The Banjo Player
Steve Martin made the comments around twenty minutes into his 2007 interview with Charlie Rose. They were talking about how Martin learned the banjo.
“In high school, I couldn’t play an instrument,” Martin admits.
“I remember getting my first banjo, and reading the book saying ‘this is how you play the C chord,’ and I put my fingers down to play the C chord and I couldn’t tell the difference.”
“But I told myself,” he continued, “just stick with this, just keep playing, and one day you’ll have been playing for 40 years, and at this point, you’ll know how to play.”

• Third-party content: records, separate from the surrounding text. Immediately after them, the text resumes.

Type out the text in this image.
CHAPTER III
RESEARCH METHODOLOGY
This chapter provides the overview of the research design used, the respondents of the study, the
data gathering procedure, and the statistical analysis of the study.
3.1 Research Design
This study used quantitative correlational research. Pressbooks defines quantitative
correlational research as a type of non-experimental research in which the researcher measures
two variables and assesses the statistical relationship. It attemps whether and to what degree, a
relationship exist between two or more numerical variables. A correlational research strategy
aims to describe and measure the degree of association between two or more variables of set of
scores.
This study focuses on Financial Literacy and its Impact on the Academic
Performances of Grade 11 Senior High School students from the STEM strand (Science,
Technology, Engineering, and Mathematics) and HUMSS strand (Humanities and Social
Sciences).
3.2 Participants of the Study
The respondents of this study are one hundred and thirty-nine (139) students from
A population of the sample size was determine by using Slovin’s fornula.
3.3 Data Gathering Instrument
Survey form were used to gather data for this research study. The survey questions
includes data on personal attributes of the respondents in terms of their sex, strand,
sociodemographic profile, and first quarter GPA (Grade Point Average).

Learning banjo is not easy, especially at a time and place (1960’s California) where banjo lessons were not a possibility. Martin’s technique was to take Earl Scruggs records and slow them down from 33 RPM to 16 RPM. He would then tune down the banjo to match the slower speed and start picking out the notes, painstakingly, one by one.
Years later, Martin began to integrate the banjo into his act.
“The reason I played [banjo] on stage,” he explained in an ABC interview, “is because…I thought it’s probably good to show the audience I can do something that looks hard, because this act looks like I’m just making it up.”
As he kept playing and practicing he got better.
In 2009, Martin released his first album, “The Crow.” It won a Grammy. (Last month he was nominated for his second Grammy.)
This was 50 years after Martin picked up his first Banjo — not far off from the 40 years he had predicted as a teenager it would take him to “know how to play.”
Martin’s Diligence
One of the things that has always impressed me about Steve Martin is his diligence. In his memoir, Born Standing Up, he emphasizes this theme — defining diligence not just in terms of persistence, but also in the ability to ignore unrelated pursuits.
Martin was, of course, being facetious when he pepped himself up with the idea that it would only take 40 years to get good at the banjo (he was playing at a high-level in his act within 5 – 10 years of starting his training), but this statement reflects a deeper truth: getting good at something is not to be taken lightly; it’s a pursuit measured in years, not weeks.